Presentato in concorso ufficiale a Cannes, Uccello è, senza cattivi giochi di parole, un uccello raro. Parte della continuità del lavoro di Andrea Arnold e allo stesso tempo segna un punto di svolta, questo fragile oggetto cinematografico piacerà senza dubbio di più agli appassionati di cinema già affezionati al cineasta. Ancora una volta si tratta del delicato ritratto di una giovane ragazza alla vigilia di diventare una giovane donna. Tra un padre irresponsabile e uno strano nuovo amico, il dodicenne Bailey vivrà un’estate che trasformerà per sempre il corso della sua vita, letteralmente.
Fedele alla forma, Andrea Arnold ambienta la sua storia in un contesto sociale difficile, qui torri di edilizia sociale fatiscenti. Incontriamo Bailey (Nykiya Adams, una vera rivelazione) mentre filma un uccello con il suo telefono. Questo è comune tra gli adolescenti, che poi amano proiettare queste immagini sulle pareti della sua “camera da letto”, cioè la stanza spoglia che condivide con suo fratello maggiore, Hunter (Jason Buda, cancellato, ma giusto).
Entrambi vivono con il padre, Bug (Barry Keoghan, protagonista di Bruciasaleesaltato a piacere). Entra in scena un’altra figura ricorrente nel cinema di Andrea Arnold: quella del genitore negligente. Fin dal suo esordio, infatti, è il suo cortometraggio da premio Oscar Vespain cui una donna fa credere a un corteggiatore di essere solo la tutrice dei suoi quattro figli, Arnold esplora il tema della genitorialità difettosa da vari punti di vista, ma molto spesso dal punto di vista della prole lasciata a se stessa.
In UccelloBug è in realtà un bambino anche lui: tossicodipendente e narcisista, sta per risposarsi, e il finanziamento (illegale) dell’evento è l’unica cosa che lo preoccupa. Mentre il fratello ci gioca Arancia Meccanica (Un’Arancia Meccanica) con la sua banda di pseudo-vigilanti, Bailey è sola per la maggior parte del tempo. E questo gli va bene.
Perché Bailey apprezza chiaramente la calma che la solitudine fornisce, soprattutto dopo gli occasionali scoppi d’ira di suo padre. E c’è sua madre, che vive con un bullo dall’altra parte della città… Quando Bailey si avventura lì, è prima di tutto per assicurarsi che le sue giovani sorellastre stiano bene, BENE.
Di infinita empatia
Tutto ciò avrebbe potuto dar luogo a un dramma sociale sentito, ma banale… se non fosse stato per questo giovane curioso che Bailey vede un giorno in un campo.
Il suo nome è Bird (Franz Rogowski, visto in Passaggiaffascinante), e cerca di trovare le tracce di suo padre, che una volta lo ha abbandonato. Attraverso questo singolare personaggio, Andrea Arnold ripropone un altro motivo chiave del suo cinema: la figura maschile attraente, pericolosa o misteriosa, che affascina la giovane protagonista, e di cui ci siamo imbattuti in varianti in Acquario, Miele americano, Cime tempestose…
In questo caso, l’indipendente Bailey fa amicizia con Bird e, dopo che lei lo ha aiutato, lui aiuta lei. Ed è attraverso Bird, il personaggio, che ciò avviene Uccello, il film, si distingue da lavori precedenti di Andrea Arnold.
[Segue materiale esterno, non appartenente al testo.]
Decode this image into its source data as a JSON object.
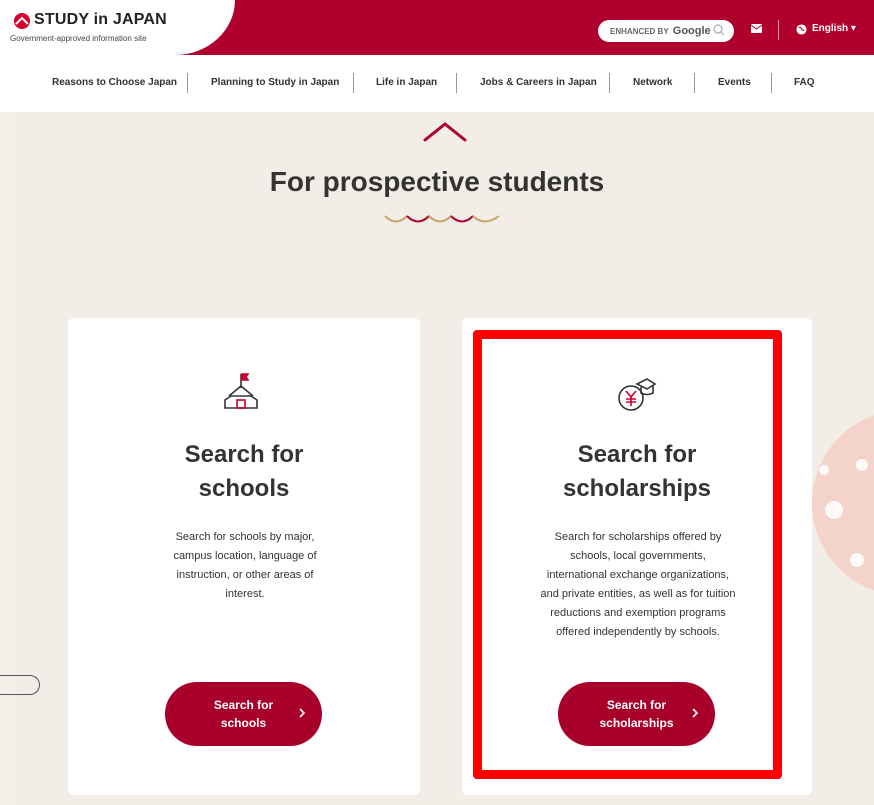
{
  "header": {
    "logo_text": "STUDY in JAPAN",
    "logo_sub": "Government-approved information site",
    "search_label": "ENHANCED BY",
    "search_brand": "Google",
    "language": "English"
  },
  "nav": {
    "items": [
      {
        "label": "Reasons to Choose Japan"
      },
      {
        "label": "Planning to Study in Japan"
      },
      {
        "label": "Life in Japan"
      },
      {
        "label": "Jobs & Careers in Japan"
      },
      {
        "label": "Network"
      },
      {
        "label": "Events"
      },
      {
        "label": "FAQ"
      }
    ]
  },
  "main": {
    "section_title": "For prospective students",
    "cards": [
      {
        "title": "Search for schools",
        "description": "Search for schools by major, campus location, language of instruction, or other areas of interest.",
        "button": "Search for schools",
        "icon": "school-icon"
      },
      {
        "title": "Search for scholarships",
        "description": "Search for scholarships offered by schools, local governments, international exchange organizations, and private entities, as well as for tuition reductions and exemption programs offered independently by schools.",
        "button": "Search for scholarships",
        "icon": "scholarship-icon"
      }
    ]
  },
  "colors": {
    "brand": "#b0002d",
    "button": "#a8002a",
    "highlight": "#ff0000",
    "background": "#f2eee7"
  }
}
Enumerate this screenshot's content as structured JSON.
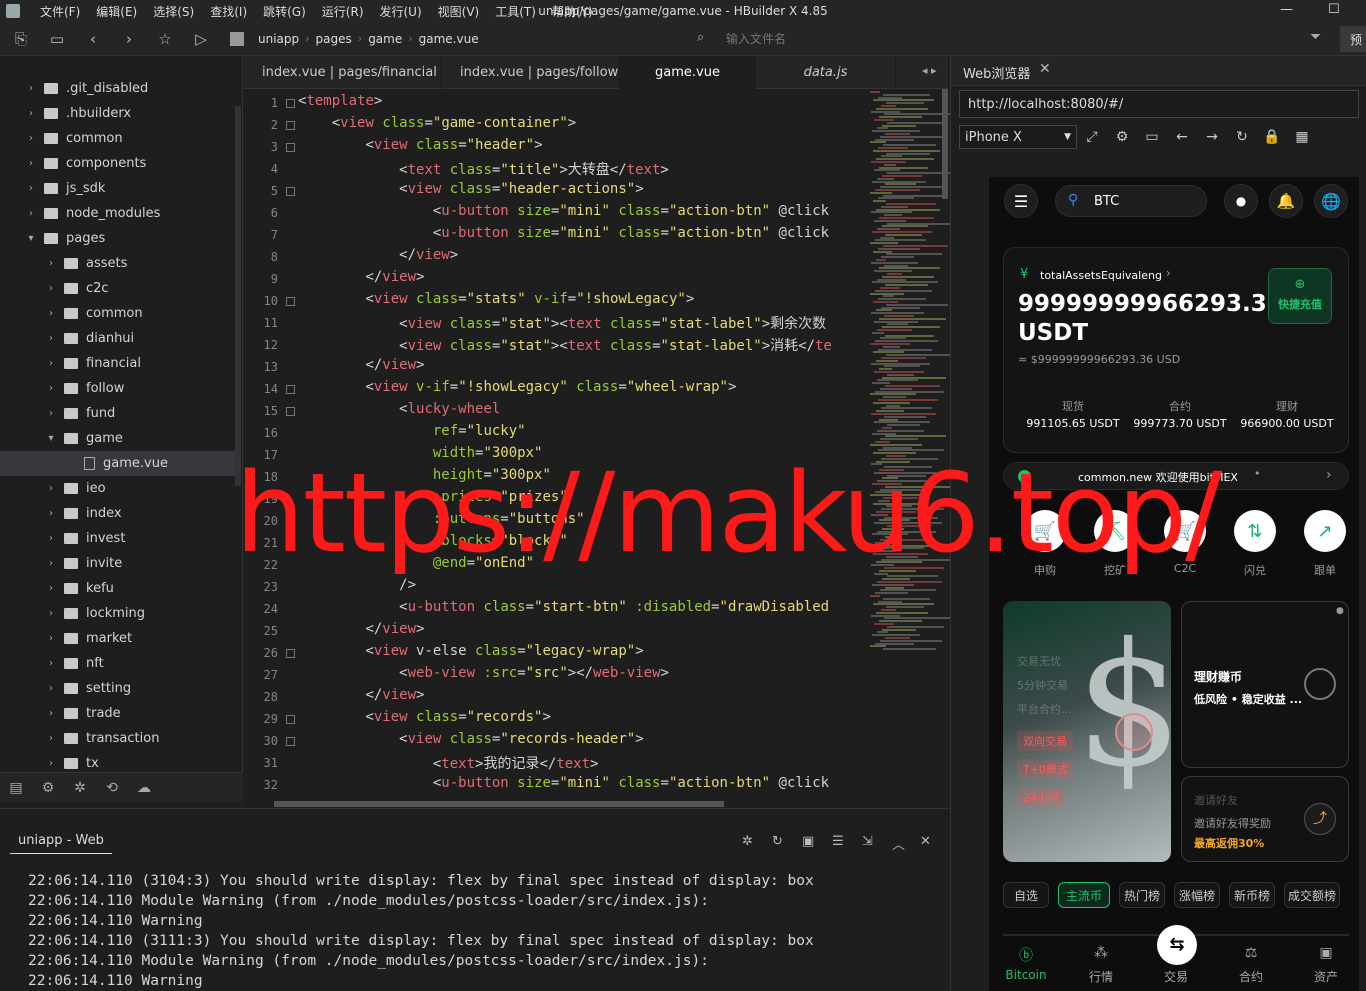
{
  "window": {
    "title": "uniapp/pages/game/game.vue - HBuilder X 4.85",
    "menu": [
      "文件(F)",
      "编辑(E)",
      "选择(S)",
      "查找(I)",
      "跳转(G)",
      "运行(R)",
      "发行(U)",
      "视图(V)",
      "工具(T)",
      "帮助(Y)"
    ]
  },
  "toolbar": {
    "breadcrumb": [
      "uniapp",
      "pages",
      "game",
      "game.vue"
    ],
    "file_placeholder": "输入文件名",
    "preview_label": "预"
  },
  "sidebar": {
    "items": [
      {
        "label": ".git_disabled",
        "arrow": "›",
        "type": "folder",
        "indent": 0
      },
      {
        "label": ".hbuilderx",
        "arrow": "›",
        "type": "folder",
        "indent": 0
      },
      {
        "label": "common",
        "arrow": "›",
        "type": "folder",
        "indent": 0
      },
      {
        "label": "components",
        "arrow": "›",
        "type": "folder",
        "indent": 0
      },
      {
        "label": "js_sdk",
        "arrow": "›",
        "type": "folder",
        "indent": 0
      },
      {
        "label": "node_modules",
        "arrow": "›",
        "type": "folder",
        "indent": 0
      },
      {
        "label": "pages",
        "arrow": "⌄",
        "type": "folder",
        "indent": 0
      },
      {
        "label": "assets",
        "arrow": "›",
        "type": "folder",
        "indent": 1
      },
      {
        "label": "c2c",
        "arrow": "›",
        "type": "folder",
        "indent": 1
      },
      {
        "label": "common",
        "arrow": "›",
        "type": "folder",
        "indent": 1
      },
      {
        "label": "dianhui",
        "arrow": "›",
        "type": "folder",
        "indent": 1
      },
      {
        "label": "financial",
        "arrow": "›",
        "type": "folder",
        "indent": 1
      },
      {
        "label": "follow",
        "arrow": "›",
        "type": "folder",
        "indent": 1
      },
      {
        "label": "fund",
        "arrow": "›",
        "type": "folder",
        "indent": 1
      },
      {
        "label": "game",
        "arrow": "⌄",
        "type": "folder",
        "indent": 1
      },
      {
        "label": "game.vue",
        "arrow": "",
        "type": "file",
        "indent": 2,
        "selected": true
      },
      {
        "label": "ieo",
        "arrow": "›",
        "type": "folder",
        "indent": 1
      },
      {
        "label": "index",
        "arrow": "›",
        "type": "folder",
        "indent": 1
      },
      {
        "label": "invest",
        "arrow": "›",
        "type": "folder",
        "indent": 1
      },
      {
        "label": "invite",
        "arrow": "›",
        "type": "folder",
        "indent": 1
      },
      {
        "label": "kefu",
        "arrow": "›",
        "type": "folder",
        "indent": 1
      },
      {
        "label": "lockming",
        "arrow": "›",
        "type": "folder",
        "indent": 1
      },
      {
        "label": "market",
        "arrow": "›",
        "type": "folder",
        "indent": 1
      },
      {
        "label": "nft",
        "arrow": "›",
        "type": "folder",
        "indent": 1
      },
      {
        "label": "setting",
        "arrow": "›",
        "type": "folder",
        "indent": 1
      },
      {
        "label": "trade",
        "arrow": "›",
        "type": "folder",
        "indent": 1
      },
      {
        "label": "transaction",
        "arrow": "›",
        "type": "folder",
        "indent": 1
      },
      {
        "label": "tx",
        "arrow": "›",
        "type": "folder",
        "indent": 1
      }
    ]
  },
  "tabs": [
    {
      "label": "index.vue | pages/financial",
      "active": false
    },
    {
      "label": "index.vue | pages/follow",
      "active": false
    },
    {
      "label": "game.vue",
      "active": true
    },
    {
      "label": "data.js",
      "active": false,
      "italic": true
    }
  ],
  "editor": {
    "lines": [
      {
        "n": "1",
        "fold": true,
        "code": "<template>"
      },
      {
        "n": "2",
        "fold": true,
        "code": "    <view class=\"game-container\">"
      },
      {
        "n": "3",
        "fold": true,
        "code": "        <view class=\"header\">"
      },
      {
        "n": "4",
        "fold": false,
        "code": "            <text class=\"title\">大转盘</text>"
      },
      {
        "n": "5",
        "fold": true,
        "code": "            <view class=\"header-actions\">"
      },
      {
        "n": "6",
        "fold": false,
        "code": "                <u-button size=\"mini\" class=\"action-btn\" @click"
      },
      {
        "n": "7",
        "fold": false,
        "code": "                <u-button size=\"mini\" class=\"action-btn\" @click"
      },
      {
        "n": "8",
        "fold": false,
        "code": "            </view>"
      },
      {
        "n": "9",
        "fold": false,
        "code": "        </view>"
      },
      {
        "n": "10",
        "fold": true,
        "code": "        <view class=\"stats\" v-if=\"!showLegacy\">"
      },
      {
        "n": "11",
        "fold": false,
        "code": "            <view class=\"stat\"><text class=\"stat-label\">剩余次数"
      },
      {
        "n": "12",
        "fold": false,
        "code": "            <view class=\"stat\"><text class=\"stat-label\">消耗</te"
      },
      {
        "n": "13",
        "fold": false,
        "code": "        </view>"
      },
      {
        "n": "14",
        "fold": true,
        "code": "        <view v-if=\"!showLegacy\" class=\"wheel-wrap\">"
      },
      {
        "n": "15",
        "fold": true,
        "code": "            <lucky-wheel"
      },
      {
        "n": "16",
        "fold": false,
        "code": "                ref=\"lucky\""
      },
      {
        "n": "17",
        "fold": false,
        "code": "                width=\"300px\""
      },
      {
        "n": "18",
        "fold": false,
        "code": "                height=\"300px\""
      },
      {
        "n": "19",
        "fold": false,
        "code": "                :prizes=\"prizes\""
      },
      {
        "n": "20",
        "fold": false,
        "code": "                :buttons=\"buttons\""
      },
      {
        "n": "21",
        "fold": false,
        "code": "                :blocks=\"blocks\""
      },
      {
        "n": "22",
        "fold": false,
        "code": "                @end=\"onEnd\""
      },
      {
        "n": "23",
        "fold": false,
        "code": "            />"
      },
      {
        "n": "24",
        "fold": false,
        "code": "            <u-button class=\"start-btn\" :disabled=\"drawDisabled"
      },
      {
        "n": "25",
        "fold": false,
        "code": "        </view>"
      },
      {
        "n": "26",
        "fold": true,
        "code": "        <view v-else class=\"legacy-wrap\">"
      },
      {
        "n": "27",
        "fold": false,
        "code": "            <web-view :src=\"src\"></web-view>"
      },
      {
        "n": "28",
        "fold": false,
        "code": "        </view>"
      },
      {
        "n": "29",
        "fold": true,
        "code": "        <view class=\"records\">"
      },
      {
        "n": "30",
        "fold": true,
        "code": "            <view class=\"records-header\">"
      },
      {
        "n": "31",
        "fold": false,
        "code": "                <text>我的记录</text>"
      },
      {
        "n": "32",
        "fold": false,
        "code": "                <u-button size=\"mini\" class=\"action-btn\" @click"
      }
    ]
  },
  "watermark": "https://maku6.top/",
  "browser": {
    "tab_label": "Web浏览器",
    "url": "http://localhost:8080/#/",
    "device": "iPhone X",
    "app": {
      "search_text": "BTC",
      "assets_label": "totalAssetsEquivaleng",
      "total": "99999999966293.36",
      "total_unit": "USDT",
      "usd_equiv": "≈ $99999999966293.36 USD",
      "recharge_label": "快捷充值",
      "sub_assets": [
        {
          "label": "现货",
          "value": "991105.65 USDT"
        },
        {
          "label": "合约",
          "value": "999773.70 USDT"
        },
        {
          "label": "理财",
          "value": "966900.00 USDT"
        }
      ],
      "notice": "common.new 欢迎使用bitMEX",
      "quick_actions": [
        {
          "label": "申购",
          "icon": "🛒"
        },
        {
          "label": "挖矿",
          "icon": "⛏"
        },
        {
          "label": "C2C",
          "icon": "🛒"
        },
        {
          "label": "闪兑",
          "icon": "⇅"
        },
        {
          "label": "跟单",
          "icon": "↗"
        }
      ],
      "promo_tags": [
        "双向交易",
        "T+0模式",
        "24小时"
      ],
      "promo_faded": [
        "交易无忧",
        "5分钟交易",
        "平台合约..."
      ],
      "finance_title": "理财赚币",
      "finance_sub": "低风险 • 稳定收益 ...",
      "invite_title": "邀请好友",
      "invite_sub": "邀请好友得奖励",
      "invite_rebate": "最高返佣30%",
      "categories": [
        {
          "label": "自选",
          "active": false
        },
        {
          "label": "主流币",
          "active": true
        },
        {
          "label": "热门榜",
          "active": false
        },
        {
          "label": "涨幅榜",
          "active": false
        },
        {
          "label": "新币榜",
          "active": false
        },
        {
          "label": "成交额榜",
          "active": false
        }
      ],
      "bottom_nav": [
        {
          "label": "Bitcoin",
          "active": true
        },
        {
          "label": "行情",
          "active": false
        },
        {
          "label": "交易",
          "active": false
        },
        {
          "label": "合约",
          "active": false
        },
        {
          "label": "资产",
          "active": false
        }
      ]
    }
  },
  "console": {
    "tab_label": "uniapp - Web",
    "lines": [
      "22:06:14.110 (3104:3) You should write display: flex by final spec instead of display: box",
      "22:06:14.110 Module Warning (from ./node_modules/postcss-loader/src/index.js):",
      "22:06:14.110 Warning",
      "22:06:14.110 (3111:3) You should write display: flex by final spec instead of display: box",
      "22:06:14.110 Module Warning (from ./node_modules/postcss-loader/src/index.js):",
      "22:06:14.110 Warning"
    ]
  }
}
In effetti, se ritroviamo questo noto e amato miscuglio di realismo sociale (nelle infrastrutture) e realismo poetico (nelle partenze nella natura) caro al cineasta, Arnold questa volta aggiunge tocchi di realismo magico. I quali tocchi, prima sottili poi espliciti, portano il suo film verso il lato della favola. A Cannes non tutti erano convinti di questo pregiudizio senza precedenti.
In ogni caso, ciò che non cambia, come le preoccupazioni, è il “modo” di Andrea Arnold, con questa macchina da presa fluttuante e attenta, tutta nervosismo e vicinanza, e che rende lo spettatore il testimone invisibile dell’azione. Quello, e questo sguardo che la regista lancia alla sua giovane eroina; uno sguardo di infinita empatia.